Investors may have forgotten about IMAX (NASDAQ:IMAX); its shares trade for less than a movie ticket -- at a matinee -- but exhibitors sure haven't. Regal (NASDAQ:RGC) announced a joint venture with IMAX that will transform five more of its multiplex screens into giant IMAX experiences.

The Regal deal will mean as many as 21 of its screens will be part of a profit-sharing deal with IMAX by the summer of 2009. In other words, initial results have been encouraging enough at Regal for it to continue to expand its relationship with IMAX.

The news comes just two weeks after IMAX announced a 10-screen deal with China's largest movie exhibitor.

The difference between the two deals is that the Chinese pact will extend IMAX's reach in the world's most populous nation with more than 30% involved paid installations. With Regal, IMAX is going the joint venture route that will find both companies bankrolling the installation and sharing in the eventual profits.

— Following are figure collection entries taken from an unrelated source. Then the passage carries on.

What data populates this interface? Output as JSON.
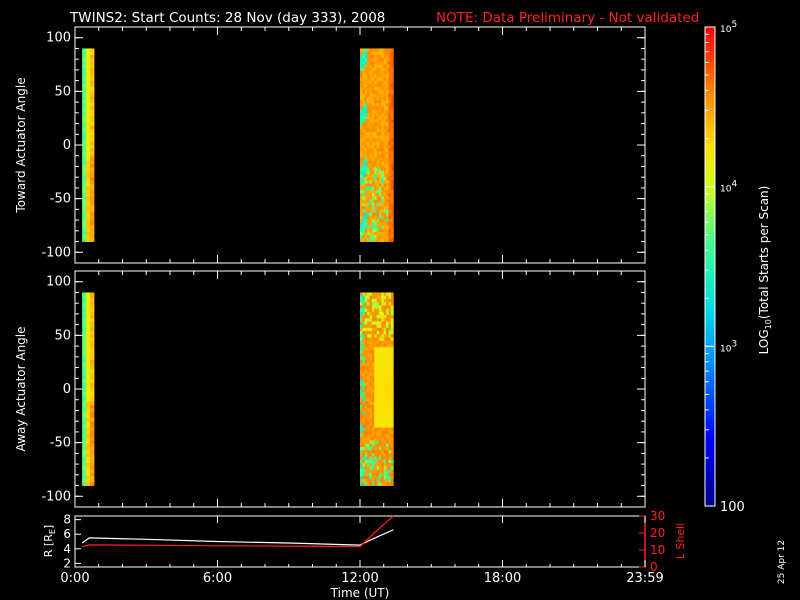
{
  "title": "TWINS2: Start Counts: 28 Nov (day 333), 2008",
  "note": "NOTE: Data Preliminary - Not validated",
  "date_stamp": "25 Apr 12",
  "colors": {
    "background": "#000000",
    "text": "#ffffff",
    "note": "#ff2020",
    "lshell": "#ff2020",
    "radius": "#ffffff"
  },
  "colorbar": {
    "label_prefix": "LOG",
    "label_sub": "10",
    "label_suffix": "(Total Starts per Scan)",
    "ticks": [
      {
        "base": "10",
        "exp": "5",
        "value": 100000
      },
      {
        "base": "10",
        "exp": "4",
        "value": 10000
      },
      {
        "base": "10",
        "exp": "3",
        "value": 1000
      },
      {
        "base": "100",
        "exp": "",
        "value": 100
      }
    ],
    "range": [
      100,
      100000
    ],
    "scale": "log"
  },
  "chart_data": [
    {
      "type": "heatmap",
      "ylabel": "Toward Actuator Angle",
      "ylim": [
        -110,
        110
      ],
      "yticks": [
        "100",
        "50",
        "0",
        "-50",
        "-100"
      ],
      "ytick_values": [
        100,
        50,
        0,
        -50,
        -100
      ],
      "xlim_hours": [
        0,
        24
      ],
      "data_range_deg": [
        -90,
        90
      ],
      "segments": [
        {
          "start": "00:18",
          "end": "00:48",
          "start_h": 0.3,
          "end_h": 0.8,
          "pattern": "early"
        },
        {
          "start": "12:00",
          "end": "13:24",
          "start_h": 12.0,
          "end_h": 13.4,
          "pattern": "toward"
        }
      ]
    },
    {
      "type": "heatmap",
      "ylabel": "Away Actuator Angle",
      "ylim": [
        -110,
        110
      ],
      "yticks": [
        "100",
        "50",
        "0",
        "-50",
        "-100"
      ],
      "ytick_values": [
        100,
        50,
        0,
        -50,
        -100
      ],
      "xlim_hours": [
        0,
        24
      ],
      "data_range_deg": [
        -90,
        90
      ],
      "segments": [
        {
          "start": "00:18",
          "end": "00:48",
          "start_h": 0.3,
          "end_h": 0.8,
          "pattern": "early"
        },
        {
          "start": "12:00",
          "end": "13:24",
          "start_h": 12.0,
          "end_h": 13.4,
          "pattern": "away"
        }
      ]
    },
    {
      "type": "line",
      "ylabel_left_main": "R [R",
      "ylabel_left_sub": "E",
      "ylabel_left_end": "]",
      "ylabel_right": "L Shell",
      "ylim_left": [
        1.5,
        8.5
      ],
      "ylim_right": [
        0,
        30
      ],
      "yticks_left": [
        "8",
        "6",
        "4",
        "2"
      ],
      "ytick_left_values": [
        8,
        6,
        4,
        2
      ],
      "yticks_right": [
        "30",
        "20",
        "10",
        "0"
      ],
      "ytick_right_values": [
        30,
        20,
        10,
        0
      ],
      "xlabel": "Time (UT)",
      "xticks": [
        "0:00",
        "6:00",
        "12:00",
        "18:00",
        "23:59"
      ],
      "xtick_hours": [
        0,
        6,
        12,
        18,
        24
      ],
      "series": [
        {
          "axis": "left",
          "color": "#ffffff",
          "x": [
            0.3,
            0.6,
            3,
            6,
            9,
            12,
            12.5,
            13.4
          ],
          "y": [
            4.8,
            5.5,
            5.3,
            5.0,
            4.8,
            4.5,
            5.3,
            6.6
          ]
        },
        {
          "axis": "right",
          "color": "#ff2020",
          "x": [
            0.3,
            0.6,
            3,
            6,
            9,
            12,
            12.6,
            13.4
          ],
          "y": [
            12,
            13,
            12.8,
            12.5,
            12.3,
            12.0,
            20,
            30
          ]
        }
      ]
    }
  ]
}
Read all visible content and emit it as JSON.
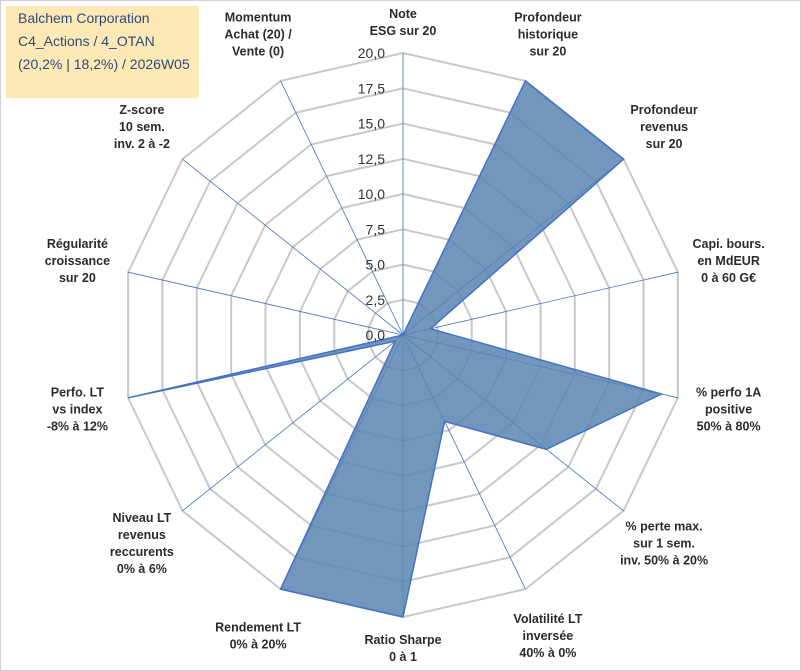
{
  "legend": {
    "line1": "Balchem Corporation",
    "line2": "C4_Actions / 4_OTAN",
    "line3": "(20,2% | 18,2%) / 2026W05"
  },
  "colors": {
    "fill": "#5b84b1",
    "stroke": "#4472c4",
    "grid": "#c8c8c8",
    "spoke": "#4472c4",
    "legend_bg": "#fde9b5",
    "legend_text": "#2f4a7a"
  },
  "chart_data": {
    "type": "radar",
    "title": "",
    "rmin": 0,
    "rmax": 20,
    "rstep": 2.5,
    "tick_labels": [
      "0,0",
      "2,5",
      "5,0",
      "7,5",
      "10,0",
      "12,5",
      "15,0",
      "17,5",
      "20,0"
    ],
    "axes": [
      {
        "label": [
          "Note",
          "ESG sur 20"
        ]
      },
      {
        "label": [
          "Profondeur",
          "historique",
          "sur 20"
        ]
      },
      {
        "label": [
          "Profondeur",
          "revenus",
          "sur 20"
        ]
      },
      {
        "label": [
          "Capi. bours.",
          "en MdEUR",
          "0 à 60 G€"
        ]
      },
      {
        "label": [
          "% perfo 1A",
          "positive",
          "50% à 80%"
        ]
      },
      {
        "label": [
          "% perte max.",
          "sur 1 sem.",
          "inv. 50% à 20%"
        ]
      },
      {
        "label": [
          "Volatilité LT",
          "inversée",
          "40% à 0%"
        ]
      },
      {
        "label": [
          "Ratio Sharpe",
          "0 à 1"
        ]
      },
      {
        "label": [
          "Rendement LT",
          "0% à 20%"
        ]
      },
      {
        "label": [
          "Niveau LT",
          "revenus",
          "reccurents",
          "0% à 6%"
        ]
      },
      {
        "label": [
          "Perfo. LT",
          "vs index",
          "-8% à 12%"
        ]
      },
      {
        "label": [
          "Régularité",
          "croissance",
          "sur 20"
        ]
      },
      {
        "label": [
          "Z-score",
          "10 sem.",
          "inv. 2 à -2"
        ]
      },
      {
        "label": [
          "Momentum",
          "Achat (20) /",
          "Vente (0)"
        ]
      }
    ],
    "series": [
      {
        "name": "Balchem Corporation",
        "values": [
          0,
          20,
          20,
          2.0,
          18.8,
          13.0,
          6.8,
          20,
          20,
          0.7,
          20,
          0,
          0,
          0
        ]
      }
    ]
  }
}
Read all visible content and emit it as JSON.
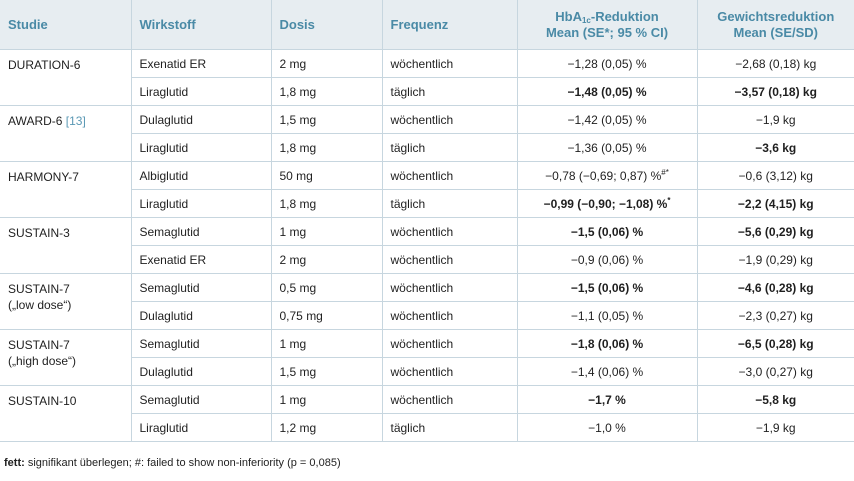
{
  "headers": {
    "studie": "Studie",
    "wirkstoff": "Wirkstoff",
    "dosis": "Dosis",
    "frequenz": "Frequenz",
    "hba_pre": "HbA",
    "hba_sub": "1c",
    "hba_post": "-Reduktion",
    "hba_line2": "Mean (SE*; 95 % CI)",
    "gew_line1": "Gewichtsreduktion",
    "gew_line2": "Mean (SE/SD)"
  },
  "studies": [
    {
      "name_lines": [
        "DURATION-6"
      ],
      "ref": "",
      "rows": [
        {
          "wirkstoff": "Exenatid ER",
          "dosis": "2 mg",
          "frequenz": "wöchentlich",
          "hba": "−1,28 (0,05) %",
          "hba_sup": "",
          "hba_bold": false,
          "gew": "−2,68 (0,18) kg",
          "gew_bold": false
        },
        {
          "wirkstoff": "Liraglutid",
          "dosis": "1,8 mg",
          "frequenz": "täglich",
          "hba": "−1,48 (0,05) %",
          "hba_sup": "",
          "hba_bold": true,
          "gew": "−3,57 (0,18) kg",
          "gew_bold": true
        }
      ]
    },
    {
      "name_lines": [
        "AWARD-6 "
      ],
      "ref": "[13]",
      "rows": [
        {
          "wirkstoff": "Dulaglutid",
          "dosis": "1,5 mg",
          "frequenz": "wöchentlich",
          "hba": "−1,42 (0,05) %",
          "hba_sup": "",
          "hba_bold": false,
          "gew": "−1,9 kg",
          "gew_bold": false
        },
        {
          "wirkstoff": "Liraglutid",
          "dosis": "1,8 mg",
          "frequenz": "täglich",
          "hba": "−1,36 (0,05) %",
          "hba_sup": "",
          "hba_bold": false,
          "gew": "−3,6 kg",
          "gew_bold": true
        }
      ]
    },
    {
      "name_lines": [
        "HARMONY-7"
      ],
      "ref": "",
      "rows": [
        {
          "wirkstoff": "Albiglutid",
          "dosis": "50 mg",
          "frequenz": "wöchentlich",
          "hba": "−0,78 (−0,69; 0,87) %",
          "hba_sup": "#*",
          "hba_bold": false,
          "gew": "−0,6 (3,12) kg",
          "gew_bold": false
        },
        {
          "wirkstoff": "Liraglutid",
          "dosis": "1,8 mg",
          "frequenz": "täglich",
          "hba": "−0,99 (−0,90; −1,08) %",
          "hba_sup": "*",
          "hba_bold": true,
          "gew": "−2,2 (4,15) kg",
          "gew_bold": true
        }
      ]
    },
    {
      "name_lines": [
        "SUSTAIN-3"
      ],
      "ref": "",
      "rows": [
        {
          "wirkstoff": "Semaglutid",
          "dosis": "1 mg",
          "frequenz": "wöchentlich",
          "hba": "−1,5 (0,06) %",
          "hba_sup": "",
          "hba_bold": true,
          "gew": "−5,6 (0,29) kg",
          "gew_bold": true
        },
        {
          "wirkstoff": "Exenatid ER",
          "dosis": "2 mg",
          "frequenz": "wöchentlich",
          "hba": "−0,9 (0,06) %",
          "hba_sup": "",
          "hba_bold": false,
          "gew": "−1,9 (0,29) kg",
          "gew_bold": false
        }
      ]
    },
    {
      "name_lines": [
        "SUSTAIN-7",
        "(„low dose“)"
      ],
      "ref": "",
      "rows": [
        {
          "wirkstoff": "Semaglutid",
          "dosis": "0,5 mg",
          "frequenz": "wöchentlich",
          "hba": "−1,5 (0,06) %",
          "hba_sup": "",
          "hba_bold": true,
          "gew": "−4,6 (0,28) kg",
          "gew_bold": true
        },
        {
          "wirkstoff": "Dulaglutid",
          "dosis": "0,75 mg",
          "frequenz": "wöchentlich",
          "hba": "−1,1 (0,05) %",
          "hba_sup": "",
          "hba_bold": false,
          "gew": "−2,3 (0,27) kg",
          "gew_bold": false
        }
      ]
    },
    {
      "name_lines": [
        "SUSTAIN-7",
        "(„high dose“)"
      ],
      "ref": "",
      "rows": [
        {
          "wirkstoff": "Semaglutid",
          "dosis": "1 mg",
          "frequenz": "wöchentlich",
          "hba": "−1,8 (0,06) %",
          "hba_sup": "",
          "hba_bold": true,
          "gew": "−6,5 (0,28) kg",
          "gew_bold": true
        },
        {
          "wirkstoff": "Dulaglutid",
          "dosis": "1,5 mg",
          "frequenz": "wöchentlich",
          "hba": "−1,4 (0,06) %",
          "hba_sup": "",
          "hba_bold": false,
          "gew": "−3,0 (0,27) kg",
          "gew_bold": false
        }
      ]
    },
    {
      "name_lines": [
        "SUSTAIN-10"
      ],
      "ref": "",
      "rows": [
        {
          "wirkstoff": "Semaglutid",
          "dosis": "1 mg",
          "frequenz": "wöchentlich",
          "hba": "−1,7 %",
          "hba_sup": "",
          "hba_bold": true,
          "gew": "−5,8 kg",
          "gew_bold": true
        },
        {
          "wirkstoff": "Liraglutid",
          "dosis": "1,2 mg",
          "frequenz": "täglich",
          "hba": "−1,0 %",
          "hba_sup": "",
          "hba_bold": false,
          "gew": "−1,9 kg",
          "gew_bold": false
        }
      ]
    }
  ],
  "footnote": {
    "bold_label": "fett:",
    "text": " signifikant überlegen;  #: failed to show non-inferiority (p = 0,085)"
  }
}
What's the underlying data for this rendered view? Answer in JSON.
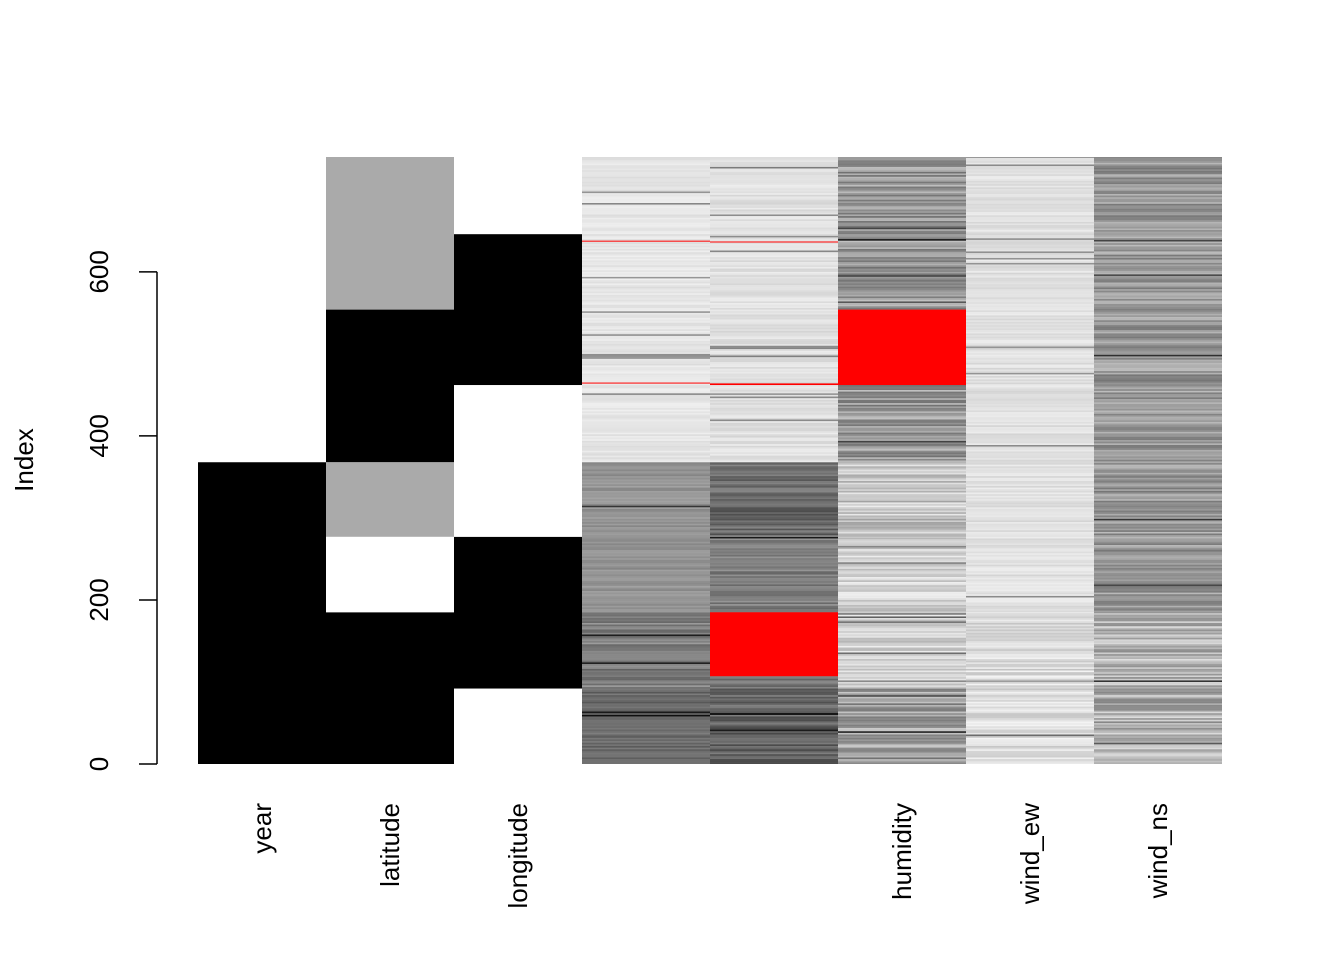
{
  "chart_data": {
    "type": "heatmap",
    "title": "",
    "xlabel": "",
    "ylabel": "Index",
    "ylim": [
      0,
      740
    ],
    "y_ticks": [
      0,
      200,
      400,
      600
    ],
    "n_rows": 740,
    "columns": [
      {
        "label": "year",
        "kind": "blocks",
        "blocks": [
          {
            "from": 0,
            "to": 368,
            "color": "#000000"
          },
          {
            "from": 368,
            "to": 740,
            "color": "#ffffff"
          }
        ]
      },
      {
        "label": "latitude",
        "kind": "blocks",
        "blocks": [
          {
            "from": 0,
            "to": 185,
            "color": "#000000"
          },
          {
            "from": 185,
            "to": 277,
            "color": "#ffffff"
          },
          {
            "from": 277,
            "to": 368,
            "color": "#aaaaaa"
          },
          {
            "from": 368,
            "to": 554,
            "color": "#000000"
          },
          {
            "from": 554,
            "to": 740,
            "color": "#aaaaaa"
          }
        ]
      },
      {
        "label": "longitude",
        "kind": "blocks",
        "blocks": [
          {
            "from": 0,
            "to": 92,
            "color": "#ffffff"
          },
          {
            "from": 92,
            "to": 277,
            "color": "#000000"
          },
          {
            "from": 277,
            "to": 462,
            "color": "#ffffff"
          },
          {
            "from": 462,
            "to": 646,
            "color": "#000000"
          },
          {
            "from": 646,
            "to": 740,
            "color": "#ffffff"
          }
        ]
      },
      {
        "label": "",
        "kind": "stripes",
        "bands": [
          {
            "from": 0,
            "to": 92,
            "mean": 0.42,
            "spread": 0.08
          },
          {
            "from": 92,
            "to": 185,
            "mean": 0.5,
            "spread": 0.12
          },
          {
            "from": 185,
            "to": 368,
            "mean": 0.58,
            "spread": 0.06
          },
          {
            "from": 368,
            "to": 740,
            "mean": 0.9,
            "spread": 0.04
          }
        ],
        "missing": [
          {
            "from": 464,
            "to": 465
          },
          {
            "from": 637,
            "to": 638
          }
        ]
      },
      {
        "label": "",
        "kind": "stripes",
        "bands": [
          {
            "from": 0,
            "to": 92,
            "mean": 0.4,
            "spread": 0.12
          },
          {
            "from": 92,
            "to": 185,
            "mean": 0.45,
            "spread": 0.1
          },
          {
            "from": 185,
            "to": 277,
            "mean": 0.5,
            "spread": 0.1
          },
          {
            "from": 277,
            "to": 368,
            "mean": 0.42,
            "spread": 0.12
          },
          {
            "from": 368,
            "to": 740,
            "mean": 0.88,
            "spread": 0.05
          }
        ],
        "missing": [
          {
            "from": 107,
            "to": 185
          },
          {
            "from": 462,
            "to": 464
          },
          {
            "from": 636,
            "to": 637
          }
        ]
      },
      {
        "label": "humidity",
        "kind": "stripes",
        "bands": [
          {
            "from": 0,
            "to": 92,
            "mean": 0.62,
            "spread": 0.18
          },
          {
            "from": 92,
            "to": 277,
            "mean": 0.82,
            "spread": 0.12
          },
          {
            "from": 277,
            "to": 368,
            "mean": 0.78,
            "spread": 0.15
          },
          {
            "from": 368,
            "to": 740,
            "mean": 0.6,
            "spread": 0.16
          }
        ],
        "missing": [
          {
            "from": 462,
            "to": 554
          }
        ]
      },
      {
        "label": "wind_ew",
        "kind": "stripes",
        "bands": [
          {
            "from": 0,
            "to": 185,
            "mean": 0.86,
            "spread": 0.1
          },
          {
            "from": 185,
            "to": 740,
            "mean": 0.88,
            "spread": 0.05
          }
        ],
        "missing": []
      },
      {
        "label": "wind_ns",
        "kind": "stripes",
        "bands": [
          {
            "from": 0,
            "to": 185,
            "mean": 0.7,
            "spread": 0.18
          },
          {
            "from": 185,
            "to": 740,
            "mean": 0.6,
            "spread": 0.14
          }
        ],
        "missing": []
      }
    ],
    "missing_color": "#ff0000"
  }
}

Which approach is better? I'm a fan of the joint venture path. It creates a greater stream of recurring revenue when IMAX continues to team up with studios like Time Warner (NYSE:TWX) and Sony (NYSE:SNE) to put out enhanced versions of their theatrical releases on IMAX. Joint ventures are also easier sells, since cash-strapped multiplex operators can offer the IMAX experience with less of an initial cash investment.

The problem? Well, IMAX isn't exactly loaded with greenbacks itself. IMAX had $18.5 million in cash in its pockets at the end of June, but that is dwarfed by the $160 million in debt that the company must repay -- or replace -- in three years.

The ugly balance sheet -- one that actually sports negative book value -- is one of the reasons the company tried to find a buyer last year. It didn't pan out, and that's a pity because IMAX could sorely use a parent with deep pockets to push the potentially lucrative joint venture deals.

The timing is right. Trying to cash in after 2006's robust summer cinematic season, Cinemark (NYSE:CNK) went public earlier this year, and AMC is ready to give an IPO another go. So exhibitors now have access to the equity market in order to enter into expanded joint ventures with IMAX. Can IMAX live up to its part of the bankrolled bargain? Now more than ever, IMAX should be listening to buyout offers to shore up its financial state and make the most of its industry-invigorating technology. Potential buyers should smell the opportunities that aren't available if IMAX remains independent.    

IMAX is in the right place at the right time. It's just holding the wrong wallet.